I had never been away from home. My older brother, with whom I shared a room, was much older and I saw very little of him during his high-school years. My mother cared for my father and my father cared for his work. I don’t recall what first motivated me to leave home for the first time other than a taste for adventure and just wanting a change. The truth is I was bored, so I asked and was granted parole for two weeks in the summer.

The pick-up point for the camp bus ride was the Youth Center in downtown Rochester. It was across from the firehouse, which provided a place of interest to hang out while we, a bunch of misfits, awaited the arrival of our chariot to freedom, out of the city and into the wilderness. It was exciting.

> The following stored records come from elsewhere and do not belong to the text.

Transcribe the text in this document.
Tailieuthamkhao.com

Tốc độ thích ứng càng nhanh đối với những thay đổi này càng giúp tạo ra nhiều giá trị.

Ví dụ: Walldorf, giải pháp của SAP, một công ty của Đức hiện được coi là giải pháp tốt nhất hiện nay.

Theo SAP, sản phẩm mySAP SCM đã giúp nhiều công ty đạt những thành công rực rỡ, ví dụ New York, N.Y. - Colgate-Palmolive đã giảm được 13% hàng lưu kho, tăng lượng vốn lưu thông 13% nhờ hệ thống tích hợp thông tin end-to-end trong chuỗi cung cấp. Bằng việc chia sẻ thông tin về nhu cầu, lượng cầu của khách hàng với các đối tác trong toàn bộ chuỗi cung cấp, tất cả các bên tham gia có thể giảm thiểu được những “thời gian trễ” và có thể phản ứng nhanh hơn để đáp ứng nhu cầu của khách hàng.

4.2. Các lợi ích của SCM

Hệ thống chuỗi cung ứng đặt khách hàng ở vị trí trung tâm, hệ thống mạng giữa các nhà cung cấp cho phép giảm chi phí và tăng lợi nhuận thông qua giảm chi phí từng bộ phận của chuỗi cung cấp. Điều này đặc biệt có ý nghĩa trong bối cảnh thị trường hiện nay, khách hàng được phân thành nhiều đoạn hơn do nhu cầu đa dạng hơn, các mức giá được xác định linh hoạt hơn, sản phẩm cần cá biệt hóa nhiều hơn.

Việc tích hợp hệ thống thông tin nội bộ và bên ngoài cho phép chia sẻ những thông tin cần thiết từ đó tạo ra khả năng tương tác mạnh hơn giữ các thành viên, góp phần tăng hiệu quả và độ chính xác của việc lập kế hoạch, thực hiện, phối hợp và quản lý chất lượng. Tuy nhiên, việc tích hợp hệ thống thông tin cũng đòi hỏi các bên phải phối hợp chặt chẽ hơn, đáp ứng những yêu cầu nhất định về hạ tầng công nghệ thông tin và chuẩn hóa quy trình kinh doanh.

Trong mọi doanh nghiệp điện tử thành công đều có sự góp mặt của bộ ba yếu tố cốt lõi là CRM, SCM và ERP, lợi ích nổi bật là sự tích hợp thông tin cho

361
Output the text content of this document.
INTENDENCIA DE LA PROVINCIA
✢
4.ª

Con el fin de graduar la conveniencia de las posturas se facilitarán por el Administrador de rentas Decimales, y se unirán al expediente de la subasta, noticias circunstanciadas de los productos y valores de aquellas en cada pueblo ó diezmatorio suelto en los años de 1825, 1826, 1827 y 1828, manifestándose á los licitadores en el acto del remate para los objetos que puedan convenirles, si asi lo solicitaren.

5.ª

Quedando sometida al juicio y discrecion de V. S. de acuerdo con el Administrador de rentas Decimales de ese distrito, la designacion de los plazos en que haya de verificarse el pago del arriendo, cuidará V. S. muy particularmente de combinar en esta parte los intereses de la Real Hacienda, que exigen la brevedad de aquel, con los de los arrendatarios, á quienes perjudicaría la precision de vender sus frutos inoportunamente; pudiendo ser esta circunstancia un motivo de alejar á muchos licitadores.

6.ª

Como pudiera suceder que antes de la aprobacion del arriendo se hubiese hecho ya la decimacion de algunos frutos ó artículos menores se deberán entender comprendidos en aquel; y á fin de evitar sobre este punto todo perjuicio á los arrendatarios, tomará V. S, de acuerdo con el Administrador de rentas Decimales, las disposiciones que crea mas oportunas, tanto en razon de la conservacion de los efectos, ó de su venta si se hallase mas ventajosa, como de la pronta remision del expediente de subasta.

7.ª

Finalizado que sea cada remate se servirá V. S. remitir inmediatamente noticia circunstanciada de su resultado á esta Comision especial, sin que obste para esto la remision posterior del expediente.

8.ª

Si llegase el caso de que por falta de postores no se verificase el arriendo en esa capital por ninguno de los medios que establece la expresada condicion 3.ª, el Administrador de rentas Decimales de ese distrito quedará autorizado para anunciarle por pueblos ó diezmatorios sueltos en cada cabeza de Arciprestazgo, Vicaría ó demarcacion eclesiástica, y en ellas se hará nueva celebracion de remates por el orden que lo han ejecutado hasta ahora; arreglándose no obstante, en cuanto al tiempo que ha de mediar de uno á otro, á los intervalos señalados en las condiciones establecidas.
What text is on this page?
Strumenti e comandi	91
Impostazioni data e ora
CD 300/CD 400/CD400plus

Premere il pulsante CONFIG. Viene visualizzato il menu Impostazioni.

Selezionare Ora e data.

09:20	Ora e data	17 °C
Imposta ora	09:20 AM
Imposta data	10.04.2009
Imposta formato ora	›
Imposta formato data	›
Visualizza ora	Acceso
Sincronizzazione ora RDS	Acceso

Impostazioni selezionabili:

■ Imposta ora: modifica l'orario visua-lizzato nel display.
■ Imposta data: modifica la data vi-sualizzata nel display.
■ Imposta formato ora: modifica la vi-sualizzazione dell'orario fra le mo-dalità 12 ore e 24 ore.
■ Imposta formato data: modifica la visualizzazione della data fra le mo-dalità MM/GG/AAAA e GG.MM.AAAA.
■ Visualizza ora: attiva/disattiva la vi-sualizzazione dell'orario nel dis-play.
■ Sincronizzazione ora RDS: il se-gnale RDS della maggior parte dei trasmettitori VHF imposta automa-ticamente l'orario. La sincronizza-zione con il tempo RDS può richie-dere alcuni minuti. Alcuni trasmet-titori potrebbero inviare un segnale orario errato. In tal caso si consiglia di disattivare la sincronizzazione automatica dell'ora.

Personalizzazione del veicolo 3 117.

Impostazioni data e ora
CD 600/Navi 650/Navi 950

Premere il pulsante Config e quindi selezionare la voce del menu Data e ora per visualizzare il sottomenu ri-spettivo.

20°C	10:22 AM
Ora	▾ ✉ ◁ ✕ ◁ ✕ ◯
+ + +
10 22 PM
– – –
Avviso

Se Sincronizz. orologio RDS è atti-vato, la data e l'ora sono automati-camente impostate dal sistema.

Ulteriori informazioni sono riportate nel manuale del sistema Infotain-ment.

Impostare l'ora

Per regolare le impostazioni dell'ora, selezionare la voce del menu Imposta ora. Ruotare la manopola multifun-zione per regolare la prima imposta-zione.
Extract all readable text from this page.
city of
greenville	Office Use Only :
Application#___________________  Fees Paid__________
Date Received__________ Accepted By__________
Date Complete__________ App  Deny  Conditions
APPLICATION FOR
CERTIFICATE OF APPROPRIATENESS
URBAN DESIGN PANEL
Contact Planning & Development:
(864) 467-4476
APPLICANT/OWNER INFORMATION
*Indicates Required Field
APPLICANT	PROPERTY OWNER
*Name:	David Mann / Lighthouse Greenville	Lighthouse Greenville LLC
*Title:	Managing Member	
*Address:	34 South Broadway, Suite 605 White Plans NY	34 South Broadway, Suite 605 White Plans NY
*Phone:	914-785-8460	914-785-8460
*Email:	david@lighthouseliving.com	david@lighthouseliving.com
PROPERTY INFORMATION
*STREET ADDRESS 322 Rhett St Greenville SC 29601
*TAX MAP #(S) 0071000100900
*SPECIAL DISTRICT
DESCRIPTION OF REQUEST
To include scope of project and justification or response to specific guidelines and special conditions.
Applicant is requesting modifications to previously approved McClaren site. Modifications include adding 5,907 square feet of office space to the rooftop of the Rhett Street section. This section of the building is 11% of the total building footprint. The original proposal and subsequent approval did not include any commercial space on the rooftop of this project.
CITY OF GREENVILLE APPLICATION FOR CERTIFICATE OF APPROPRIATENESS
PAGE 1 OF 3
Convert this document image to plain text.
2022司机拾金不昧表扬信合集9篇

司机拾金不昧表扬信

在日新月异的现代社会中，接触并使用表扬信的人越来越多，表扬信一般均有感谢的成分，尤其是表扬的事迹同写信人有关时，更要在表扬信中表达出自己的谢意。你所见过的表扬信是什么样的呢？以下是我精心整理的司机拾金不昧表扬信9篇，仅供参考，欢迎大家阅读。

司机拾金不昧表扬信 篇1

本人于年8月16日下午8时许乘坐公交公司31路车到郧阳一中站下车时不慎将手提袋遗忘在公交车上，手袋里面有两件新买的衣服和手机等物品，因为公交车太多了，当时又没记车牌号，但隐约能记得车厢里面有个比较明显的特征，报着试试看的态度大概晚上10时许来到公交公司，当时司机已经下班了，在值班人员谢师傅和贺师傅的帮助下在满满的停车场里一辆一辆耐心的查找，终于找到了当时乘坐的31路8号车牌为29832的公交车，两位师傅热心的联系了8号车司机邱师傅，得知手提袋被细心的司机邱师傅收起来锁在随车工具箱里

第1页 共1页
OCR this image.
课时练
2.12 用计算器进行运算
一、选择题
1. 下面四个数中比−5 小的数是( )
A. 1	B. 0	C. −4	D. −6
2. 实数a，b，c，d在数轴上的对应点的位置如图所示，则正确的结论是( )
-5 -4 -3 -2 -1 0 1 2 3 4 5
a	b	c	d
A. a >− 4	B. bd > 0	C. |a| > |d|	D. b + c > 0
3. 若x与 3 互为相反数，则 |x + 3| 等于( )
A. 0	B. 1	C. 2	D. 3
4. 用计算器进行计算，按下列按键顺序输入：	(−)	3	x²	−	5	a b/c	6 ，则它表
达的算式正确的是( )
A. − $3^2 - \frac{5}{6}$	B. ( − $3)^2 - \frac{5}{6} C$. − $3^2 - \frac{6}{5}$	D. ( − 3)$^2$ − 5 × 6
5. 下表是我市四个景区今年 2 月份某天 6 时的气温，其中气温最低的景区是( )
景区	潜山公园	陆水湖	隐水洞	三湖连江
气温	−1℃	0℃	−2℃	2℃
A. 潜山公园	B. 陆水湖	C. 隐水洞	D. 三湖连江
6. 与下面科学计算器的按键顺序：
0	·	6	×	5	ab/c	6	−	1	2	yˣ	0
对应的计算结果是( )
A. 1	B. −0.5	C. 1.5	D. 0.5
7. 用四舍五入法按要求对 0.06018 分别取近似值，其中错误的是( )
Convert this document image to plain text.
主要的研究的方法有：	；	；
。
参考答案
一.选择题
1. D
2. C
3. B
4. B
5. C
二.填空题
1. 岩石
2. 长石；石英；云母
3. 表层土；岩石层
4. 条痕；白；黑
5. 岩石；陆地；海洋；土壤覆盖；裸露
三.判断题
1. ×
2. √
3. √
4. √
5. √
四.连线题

Our ride was a discarded, broken-down school bus clearly no longer in service to the city’s Department of Education. The driver, unshaven with hair sprouting out of his nose and ears, greeted us all with a bloodshot glare as we entered the bus. A cigarette dangled from his lips. I saw a beer can on the dashboard in plain view. Things were different back in those days. Shortly after departing the Center, the driver pulled over to the side of the road. Our chattering stopped—what was going on? He turned around to address the busload of baffled kids, “You got five bucks between yous to pay for the tolls or you wanna spend five hours on the back roads?” After we got over the shock of what he had just said, we concluded amongst ourselves that it was in our best interest to go along with his “suggestion.” We had all been given a few dollars mostly in change from our parents before we boarded the bus and tossed in what we had to stay on the Thruway, which would get us there in a couple of hours. We were anxious to see the camp and have lunch, as promised by the counselors on board.

Upon arrival at camp there was no order. The counsellors tried to get us to sort out our duffels and suitcases, but we would have nothing to do with it. We all stampeded straight to the dining pavilion. We were famished. But before we could dig in a whistle was blown and some guy stood up on the table and shouted at us to “Shut up!” He proceeded to describe in as simple terms as possible the rules of the camp. “No boys in the girl’s camp! No girls in the boy’s camp! No one out of their tent after curfew except for bathroom! No swimming without passing test!” Then all the counselors were introduced. There were some very good-looking female counselors, and I was immediately hooked on the idea of being a counselor as soon as I was old enough. We were finally given permission to dig in and meal did not disappoint: Spaghetti and meatballs, chocolate cake and “bug juice.” I saw our bus driver outside, hardly eager to get back on the road with the return group of campers, sneaking off into the woods with another can of beer.

It has been 72 years since that first summer at camp, but I remember the feeling of excitement vividly. I went to Camp Seneca every summer for several years after that and now all these years later I still look forward with similar anticipation to the time I spend in the Maine woods at my fishing camp.